FCA Performance Review

We had another great response from a recent Eclipse (our weekly newsletter), so much so, we have decided to turn it into a little news article for you all to enjoy! Below, our MD Cathi explains all about the recent FCA paper that she read…

“I appreciate everyone finds different things interesting, so don’t judge me for saying I read an interesting FCA report a couple of weeks ago!

It was actually the follow up report to the recent survey undertaken with financial services firms, to determine how effective the FCA are, and what areas they could focus on improving.

The survey is categorised into responses from firms that are classed as either:

  • Fixed portfolio firms – those that “based on factors such as size, market presence and customer footprint, require the highest level of supervisory attention”. These firms have a specific supervisor contact at the FCA and regular, proactive supervision and continuous assessment.
  • Flexible portfolio firms – everyone else, and therefore most of the people reading this.

The difference between the two was, perhaps unsurprisingly, quite remarkable. Some of the key areas where the two firm types had vastly different opinions were:

Proportion of firms agreeing that FCA processes are effective: 

FCA Performance Review

Clearly the firms that are used to FCA visits (Fixed portfolio firms), and receive them regularly, value them much more. They recognise that they are there to support, constructively challenge, and help achieve best practice.

For Flexible portfolio firms, they will either have very little in the way of FCA visits, and not felt benefit from them, or just heard stories on the grapevine around them, thus being very unlikely to find them an effective process.

Extent to which firms have engaged with the Mission:

FCA Performance Review

Firstly ‘the Mission’, for those who aren’t aware (and the following chart suggests that is likely to be quite a few of you) is the FCAs mission they published last year.

Their aim was to set out a framework for the way in which they will make decisions about regulation. Here is a link to The Mission, FYI it’s 35 pages…

You can see how Flexible firms are much less aware of the Mission and, even those that do know about it are far less engaged with it.

Just under half of Fixed firms (45%) felt the framework was relevant to their firms; whereas only 17% of Flexible firms felt the same.

Flexible firms were also more likely to have experienced a decrease in their level of trust in the FCA in the last year, and a key issue for them was that they wanted to see the FCA take more decisive action against firms that are involved in wrong doing.

The outcome of all of this to me? Firstly, the closer interaction the FCA has with Fixed firms appears to result in a higher level of trust in the regulator, and a better understanding of their purpose. Clearly applying that level of supervision to all firms is impossible; but there are definitely areas that could be addressed to apply some of this additional support to Flexible firms, thus helping with their engagement.

Secondly, it all reads positively to me; firms actually want to be closely involved with the FCA, they feel disengaged when they have little or sporadic contact, and they want wrongdoers to be dealt with swiftly, to protect the integrity of the profession. And this can only be a good thing.

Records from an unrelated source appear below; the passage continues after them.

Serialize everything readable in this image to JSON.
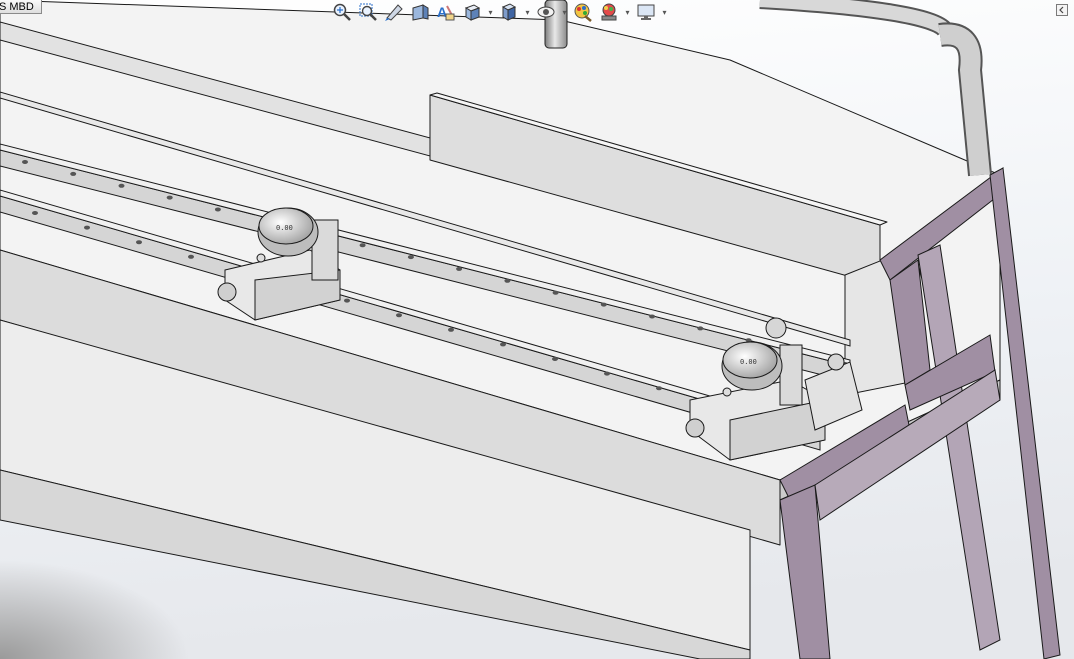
{
  "window": {
    "tab_label": "S MBD"
  },
  "heads_up_toolbar": {
    "tools": [
      {
        "name": "zoom-to-fit",
        "icon": "zoom-fit-icon"
      },
      {
        "name": "zoom-to-area",
        "icon": "zoom-area-icon"
      },
      {
        "name": "previous-view",
        "icon": "previous-view-icon"
      },
      {
        "name": "section-view",
        "icon": "section-view-icon"
      },
      {
        "name": "dynamic-annotation",
        "icon": "annotation-icon"
      },
      {
        "name": "view-orientation",
        "icon": "view-orientation-icon",
        "dropdown": true
      },
      {
        "name": "display-style",
        "icon": "display-style-icon",
        "dropdown": true
      },
      {
        "name": "hide-show-items",
        "icon": "hide-show-icon",
        "dropdown": true
      },
      {
        "name": "edit-appearance",
        "icon": "appearance-icon"
      },
      {
        "name": "apply-scene",
        "icon": "scene-icon",
        "dropdown": true
      },
      {
        "name": "view-settings",
        "icon": "monitor-icon",
        "dropdown": true
      }
    ]
  },
  "model": {
    "colors": {
      "background_top": "#ffffff",
      "background_mid": "#eef1f5",
      "bench_light": "#f2f2f2",
      "bench_face": "#e4e4e4",
      "bench_side": "#cfcfcf",
      "frame_purple": "#a08fa3",
      "rail": "#d9d9d9",
      "edge": "#1a1a1a"
    }
  }
}
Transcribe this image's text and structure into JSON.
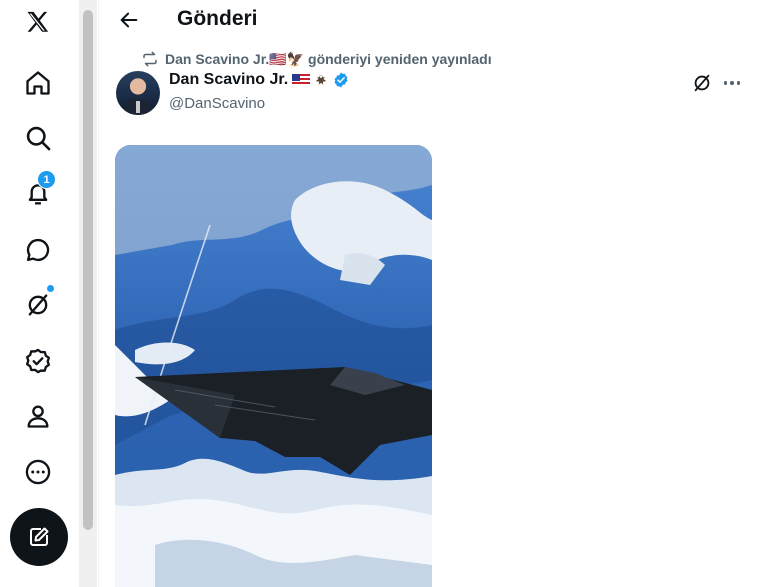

So – room for improvement, but with some glimmers of hope. I’ll be digesting the report further in the next week or so, might pop a cheeky post up on the website about it.

Oh, and 54% of Flexible firms suggested Simplify communications (use plain English) as a suggestion for the FCA to improve their communications – something I think we can all get behind! Maybe reducing the Mission to a couple of pages would have resulted in a very different response to the question above!”